O noticiário político vem mostrando um movimento interessante nos bastidores de Santa Catarina. Aos poucos, a eleição deixa de ser apenas uma disputa entre grandes nomes e começa a revelar algo mais profundo. Uma disputa por sobrevivência partidária, preservação de espaço político e controle de estruturas regionais.
O cenário segue aparentemente estável na superfície. O governador Jorginho Mello mantém vantagem política confortável, a oposição continua organizada ao redor de João Rodrigues e os partidos seguem oficialmente posicionados. Mas internamente, a temperatura é outra.
MDB percebe que o problema deixou de ser apenas escolher lado
As movimentações recentes dentro do MDB continuam produzindo repercussão forte na mídia especializada. O partido já não discute apenas se ficará mais próximo do governo estadual ou da candidatura de João Rodrigues. A preocupação começa a ser maior.
O medo real hoje dentro do MDB é sair da eleição menor politicamente do que entrou.
A carta pública do presidente estadual Carlos Chiodini contra lideranças do próprio partido que se aproximaram de Jorginho deixou claro que o conflito interno entrou em um estágio mais delicado. O desconforto já não é apenas eleitoral. É institucional.
O MDB percebe que a fragmentação interna pode comprometer não apenas a majoritária, mas principalmente sua força proporcional e territorial no estado.
O PSD tenta transformar João em candidato estadual e não apenas regional
Outro ponto muito observado hoje foi o esforço do PSD para ampliar o alcance político de João Rodrigues fora do eixo Oeste.
Os movimentos recentes ao lado de MDB, Progressistas e União Brasil mostram uma tentativa clara de transformar João em um projeto estadual mais amplo e menos regionalizado.
Mas existe uma dificuldade silenciosa nessa construção.
Embora João tenha força política consolidada e alta capacidade de mobilização pessoal, a oposição ainda não conseguiu demonstrar unidade prática completa nas regiões onde os partidos aliados continuam divididos internamente.
E isso começa a gerar um problema político importante.
Uma coisa é anunciar alianças. Outra é transformar essas alianças em estrutura eleitoral funcionando no território.
O Progressistas continua operando em duas velocidades
O PP talvez seja hoje o partido que melhor simboliza o momento político catarinense.

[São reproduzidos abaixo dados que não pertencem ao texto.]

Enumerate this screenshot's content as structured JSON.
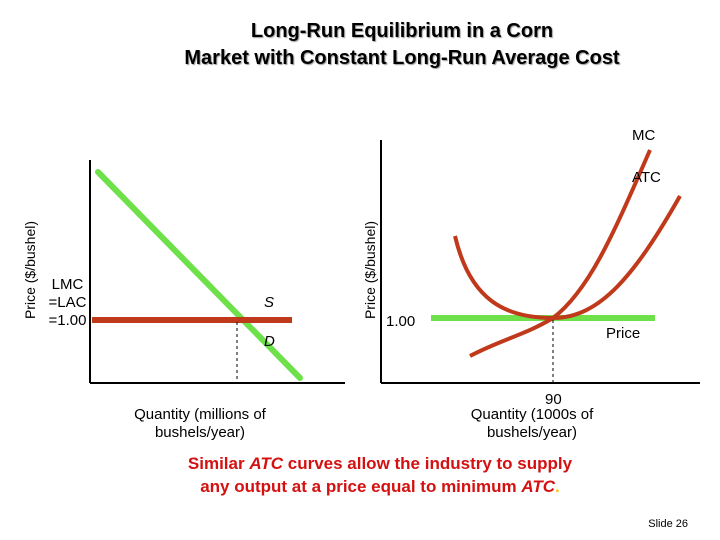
{
  "title_line1": "Long-Run Equilibrium in a Corn",
  "title_line2": "Market with Constant Long-Run Average Cost",
  "left_graph": {
    "y_axis_label": "Price ($/bushel)",
    "lmc_line1": "LMC",
    "lmc_line2": "=LAC",
    "lmc_line3": "=1.00",
    "supply_label": "S",
    "demand_label": "D",
    "x_axis_label_line1": "Quantity (millions of",
    "x_axis_label_line2": "bushels/year)"
  },
  "right_graph": {
    "y_axis_label": "Price ($/bushel)",
    "mc_label": "MC",
    "atc_label": "ATC",
    "price_value": "1.00",
    "price_label": "Price",
    "quantity_value": "90",
    "x_axis_label_line1": "Quantity (1000s of",
    "x_axis_label_line2": "bushels/year)"
  },
  "caption": {
    "part1": "Similar ",
    "atc1": "ATC",
    "part2": " curves allow the industry to supply",
    "part3": "any output at a price equal to minimum ",
    "atc2": "ATC",
    "period": "."
  },
  "slide_number": "Slide 26",
  "colors": {
    "green_curve": "#6ee04a",
    "red_curve": "#c0391b",
    "caption": "#d41010",
    "axis": "#000000"
  }
}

Institucionalmente, parte importante da legenda segue próxima do governo estadual. Politicamente, lideranças históricas continuam alinhadas ao projeto oposicionista.

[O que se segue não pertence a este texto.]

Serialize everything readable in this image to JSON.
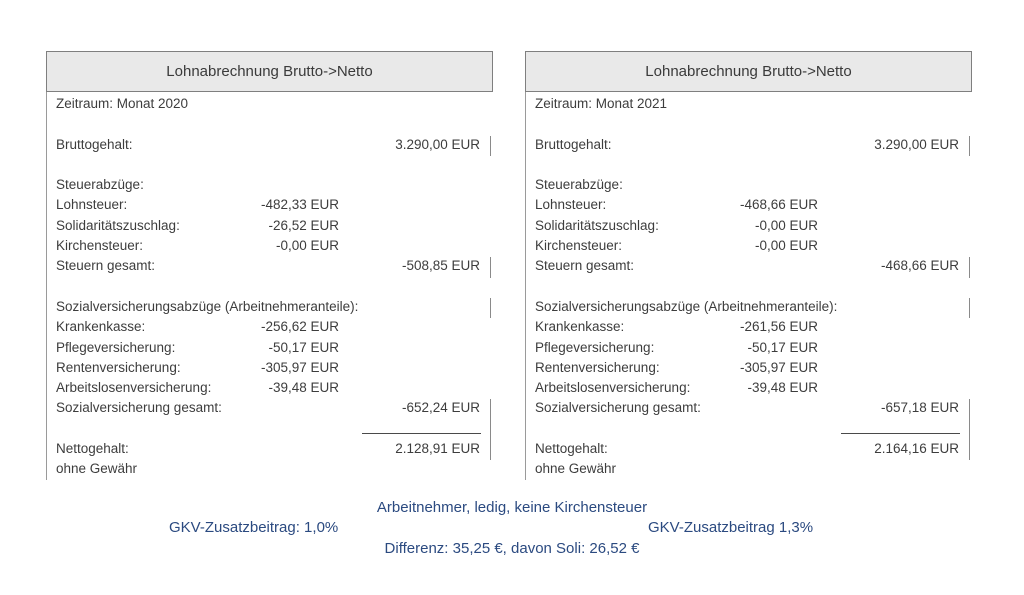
{
  "colors": {
    "accent_blue": "#2b4a80",
    "header_fill": "#e9e9e9",
    "border_gray": "#7f7f7f",
    "text_gray": "#3d3d3d"
  },
  "panels": [
    {
      "title": "Lohnabrechnung Brutto->Netto",
      "rows": [
        {
          "label": "Zeitraum: Monat 2020"
        },
        {
          "blank": true
        },
        {
          "label": "Bruttogehalt:",
          "right": "3.290,00 EUR",
          "tick": true
        },
        {
          "blank": true
        },
        {
          "label": "Steuerabzüge:"
        },
        {
          "label": "Lohnsteuer:",
          "mid": "-482,33 EUR"
        },
        {
          "label": "Solidaritätszuschlag:",
          "mid": "-26,52 EUR"
        },
        {
          "label": "Kirchensteuer:",
          "mid": "-0,00 EUR"
        },
        {
          "label": "Steuern gesamt:",
          "right": "-508,85 EUR",
          "tick": true
        },
        {
          "blank": true
        },
        {
          "label": "Sozialversicherungsabzüge (Arbeitnehmeranteile):",
          "tick": true
        },
        {
          "label": "Krankenkasse:",
          "mid": "-256,62 EUR"
        },
        {
          "label": "Pflegeversicherung:",
          "mid": "-50,17 EUR"
        },
        {
          "label": "Rentenversicherung:",
          "mid": "-305,97 EUR"
        },
        {
          "label": "Arbeitslosenversicherung:",
          "mid": "-39,48 EUR"
        },
        {
          "label": "Sozialversicherung gesamt:",
          "right": "-652,24 EUR",
          "tick": true
        },
        {
          "rule": true,
          "tick": true
        },
        {
          "label": "Nettogehalt:",
          "right": "2.128,91 EUR",
          "tick": true
        },
        {
          "label": "ohne Gewähr"
        }
      ]
    },
    {
      "title": "Lohnabrechnung Brutto->Netto",
      "rows": [
        {
          "label": "Zeitraum: Monat 2021"
        },
        {
          "blank": true
        },
        {
          "label": "Bruttogehalt:",
          "right": "3.290,00 EUR",
          "tick": true
        },
        {
          "blank": true
        },
        {
          "label": "Steuerabzüge:"
        },
        {
          "label": "Lohnsteuer:",
          "mid": "-468,66 EUR"
        },
        {
          "label": "Solidaritätszuschlag:",
          "mid": "-0,00 EUR"
        },
        {
          "label": "Kirchensteuer:",
          "mid": "-0,00 EUR"
        },
        {
          "label": "Steuern gesamt:",
          "right": "-468,66 EUR",
          "tick": true
        },
        {
          "blank": true
        },
        {
          "label": "Sozialversicherungsabzüge (Arbeitnehmeranteile):",
          "tick": true
        },
        {
          "label": "Krankenkasse:",
          "mid": "-261,56 EUR"
        },
        {
          "label": "Pflegeversicherung:",
          "mid": "-50,17 EUR"
        },
        {
          "label": "Rentenversicherung:",
          "mid": "-305,97 EUR"
        },
        {
          "label": "Arbeitslosenversicherung:",
          "mid": "-39,48 EUR"
        },
        {
          "label": "Sozialversicherung gesamt:",
          "right": "-657,18 EUR",
          "tick": true
        },
        {
          "rule": true,
          "tick": true
        },
        {
          "label": "Nettogehalt:",
          "right": "2.164,16 EUR",
          "tick": true
        },
        {
          "label": "ohne Gewähr"
        }
      ]
    }
  ],
  "footnotes": {
    "line1": "Arbeitnehmer, ledig, keine Kirchensteuer",
    "line2_left": "GKV-Zusatzbeitrag: 1,0%",
    "line2_right": "GKV-Zusatzbeitrag 1,3%",
    "line3": "Differenz: 35,25 €, davon Soli: 26,52 €"
  }
}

Essa convivência começa a produzir um ambiente curioso dentro do partido. O Progressistas tenta preservar unidade formal enquanto opera, na prática, com movimentos políticos diferentes dependendo da região e da liderança envolvida.
E isso ajuda a explicar por que o partido tem evitado ampliar publicamente os conflitos internos nas últimas semanas.

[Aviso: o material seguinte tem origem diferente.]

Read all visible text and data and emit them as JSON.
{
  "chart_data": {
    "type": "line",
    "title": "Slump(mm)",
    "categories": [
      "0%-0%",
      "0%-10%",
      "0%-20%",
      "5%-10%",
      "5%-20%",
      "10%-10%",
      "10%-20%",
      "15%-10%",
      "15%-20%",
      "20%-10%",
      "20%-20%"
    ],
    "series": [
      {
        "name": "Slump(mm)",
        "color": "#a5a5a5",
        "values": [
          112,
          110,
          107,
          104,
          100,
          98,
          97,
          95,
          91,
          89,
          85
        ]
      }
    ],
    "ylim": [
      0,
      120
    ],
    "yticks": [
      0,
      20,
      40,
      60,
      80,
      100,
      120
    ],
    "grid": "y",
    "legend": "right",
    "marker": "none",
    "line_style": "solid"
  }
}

O PSDB começa a reaparecer no tabuleiro
Outro movimento que ganhou atenção hoje nos bastidores foi a possível aproximação do PSDB catarinense com o grupo político liderado pelo PSD.
As movimentações envolvendo o deputado estadual Marcos Vieira passaram a ser observadas com mais atenção porque podem representar uma tentativa do PSDB de voltar a ocupar espaço relevante no debate estadual depois de anos de perda de protagonismo.
Ainda é cedo para falar em alinhamento consolidado, mas o simples fato de o PSDB voltar a aparecer nas articulações já mostra que o tabuleiro catarinense começa lentamente a ganhar novas camadas políticas.
O ambiente político começa a ficar mais pragmático
Talvez o principal sinal do momento político catarinense seja justamente esse.
A eleição começa lentamente a sair do campo puramente ideológico e entrar em uma lógica mais pragmática. Os partidos passaram a discutir menos discurso e mais estrutura. Menos narrativa e mais sobrevivência política real.
O foco agora começa a ser:
quem terá nominata forte
quem preservará espaço regional
quem manterá bancada competitiva
e quem conseguirá atravessar 2026 sem sair politicamente enfraquecido
PONTO DE VISTA
A política catarinense começa a revelar uma mudança importante.
No início da pré-eleição, o debate parecia girar apenas em torno de quem enfrentaria o governador. Hoje o cenário começa a mostrar algo mais complexo.
Os partidos perceberam que a eleição de 2026 não será apenas uma disputa entre governo e oposição.
Será também uma disputa interna por espaço, sobrevivência e controle político dentro das próprias siglas.
E muitas vezes são exatamente essas disputas silenciosas que acabam definindo o tamanho real de cada projeto político depois que a eleição termina.